One Out of Six Washingtonians experience ‘bill shock’
May 27, 2010 6 Comments
According to a survey conducted by the FCC, 30 million Americans (one out of six in the nation including the Washingtonians) have experienced bill shock, which it defines as a sudden increase in people’s monthly bills that isn’t caused by a change in service plans.
It also shows that nearly half of cell phone users who have plans with early termination fees (ETFs) — and almost two-thirds of home broadband users with ETFs — don’t know the amount of the fees they’re accountable for
One-third of the people surveyed who said they experienced bill shock said their bills jumped by more than $50.
The wireless sector will certainly going to go under increased scrutiny from government Earlier in the week, a group of congressmen said they are going to try to revise the Telecommunications Act of 1996, and 74 congressmen said they were concerned with the FCC’s plan to regulate broadband services.

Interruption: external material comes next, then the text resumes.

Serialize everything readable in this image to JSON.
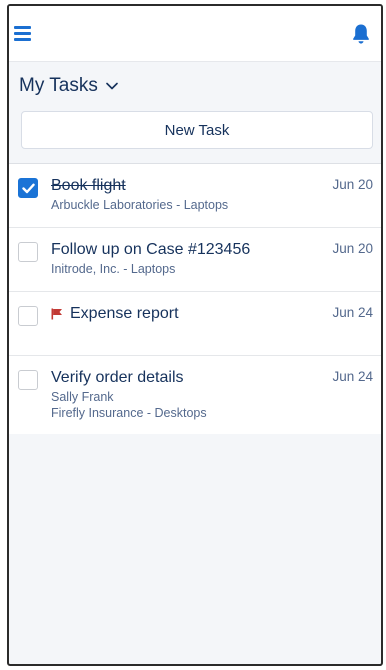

Underlying all of the commotion is questions about the nation’s broadband networks and whether there is enough competition in the marketplace, and whether the United States lags in broadband deployments compared to the rest of the world. While this primarily impacts wired broadband providers and the FCC and industry agree a light regulatory touch is best for wireless, the sector nonetheless likely will be impacted.
That being said, our congressmen better hurrying up putting a leash on our wireless service providers with tougher regulations or our institutional investors better start injecting more cash into more startups focusing on wireless services which hopefully creates more competition and options for us, the consumers.